Dreams of swans pirouette in my mind.
Great opening line.
My eyes lift to my reflection where I see my normally angular face softened by contouring makeup Flaring eyeshadow and eyeliner shadow my eyes, flaring at the corners like wings.
This sentence baffled me a little. (I feel like this is a weird mistake you didn't mean to make.) But read this out loud. I'm not sure why that one "flaring" is capitalized, and I'm not a huge fan of the repetition of that word.
I nod and murmur a thank you, already imagining the curtain rising like a gentleman in my presence and already feeling the scrutinizing glare of the spotlight.to
You have some really beautiful imagery!
I leap out of the chair anddon't hesitate tolower myself to the floor. Lying on my stomach, I allow my feet to touch and my legs to bend at the knees until my lower body is bent into a diamond shape. I feel the knots in my legs unwind as my thigh muscles open up. I extend my arms forward as the stiffness from my spine melts away. I straighten my legs and lift each one to extend diagonally above my head before letting them drift to the floor as I shift into a split.
I had a hard time picturing what she did just now. Is this her warm-up? Her stretches? Yoga? Maybe add a little more info about what she's doing in addition to the description about what it looks like.
My pointe shoes tap against the wooden floors As I awkwardly scuttle on the tips of my slippers, feeling tension at my ankles, I force myself to slow.
This sentence feels a little wordy to me and I'm not sure why "as" is capitalized in the middle.
What point would it do to make through years of ballet training and months of rehearsing Swan Lake only to injure myself before the show?
I don't know if you're a ballerina yourself (if so cool! I'm so jealous!) but does the ballet in this story really have to be Swan Lake? I'm no ballet expert, but I feel like that's the go-to for so many ballet stories, and I know there are lots of other amazing ballets!
As the spotlight focuses on me, I rise en pointe, arms waving slowly as I slip into my role.
--
I think this would make a good chapter break. I didn't read what happened in the part before this one, but as a reader, I would want to read on if this is how the first chapter ended.

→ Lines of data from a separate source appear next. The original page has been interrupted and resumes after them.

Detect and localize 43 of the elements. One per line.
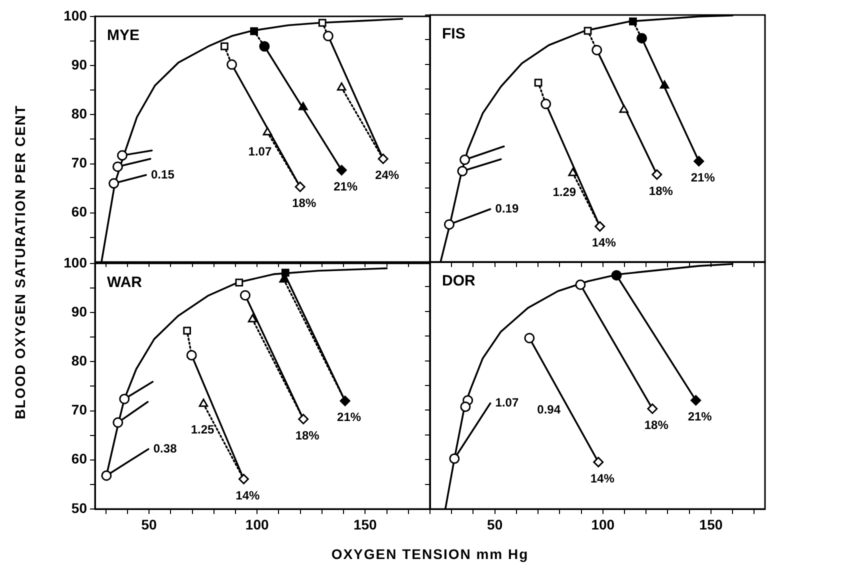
annotation: 0.15 (151, 167, 175, 182)
annotation: 21% (690, 170, 716, 185)
x-axis-title: OXYGEN TENSION mm Hg (330, 546, 530, 562)
annotation: 1.25 (190, 422, 215, 437)
annotation: 14% (590, 471, 615, 486)
annotation: 21% (337, 410, 362, 424)
annotation: 14% (236, 488, 260, 502)
x-tick-label: 100 (591, 516, 615, 532)
y-tick-label: 80 (71, 352, 88, 368)
annotation: 14% (592, 236, 616, 250)
annotation: 24% (375, 168, 400, 182)
x-tick-label: 150 (699, 516, 723, 532)
y-tick-label: 70 (71, 402, 88, 418)
text: WAR (107, 274, 142, 292)
annotation: 0.94 (537, 402, 561, 417)
annotation: 0.19 (495, 201, 519, 216)
annotation: 21% (334, 179, 358, 194)
y-axis-title: BLOOD OXYGEN SATURATION PER CENT (12, 104, 28, 420)
annotation: 1.07 (248, 144, 272, 158)
y-tick-label: 100 (64, 254, 88, 270)
x-tick-label: 150 (353, 516, 378, 532)
annotation: 21% (688, 410, 712, 424)
annotation: 18% (644, 418, 669, 432)
x-tick-label: 50 (487, 516, 503, 532)
annotation: 18% (292, 196, 316, 210)
y-tick-label: 60 (71, 204, 88, 220)
y-tick-label: 80 (71, 106, 88, 122)
x-tick-label: 50 (141, 516, 158, 532)
y-tick-label: 90 (71, 303, 88, 320)
y-tick-label: 50 (71, 500, 88, 516)
annotation: 18% (648, 184, 674, 198)
text: FIS (442, 26, 466, 43)
y-tick-label: 90 (71, 56, 88, 72)
text: MYE (107, 27, 140, 44)
y-tick-label: 70 (71, 154, 88, 171)
x-tick-label: 100 (245, 516, 269, 532)
y-tick-label: 100 (64, 7, 88, 24)
annotation: 18% (295, 428, 320, 442)
text: DOR (442, 272, 476, 290)
annotation: 1.07 (495, 396, 519, 410)
y-tick-label: 60 (71, 450, 88, 467)
annotation: 0.38 (153, 441, 178, 456)
annotation: 1.29 (552, 185, 576, 200)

Today is the precursor to D-Day.
So was all of that a dream and now it's actually the day? I've read it's a little risky to start a book with a dream or the character waking up.
For a As if they have a life of their own, my legs stir restlessly.
The bold part - ??
Everything after this point, to me, is way too much narration and almost an info-dump. For the next draft, I would think about exactly where you need to start the story in order to give the reader some suspense and mystery while also getting us right into the action. I feel like the story is getting set up right now.
But I think this is a really interesting idea and I'm curious to see how you're going to make it your own. I personally love reading contemporary YA (which is the vibe I'm getting from this). So if you're still working on this and would like someone to follow and review each part, I'd be happy to do so! Just let me know
And let me know if anything I said was confusing or if you have any questions!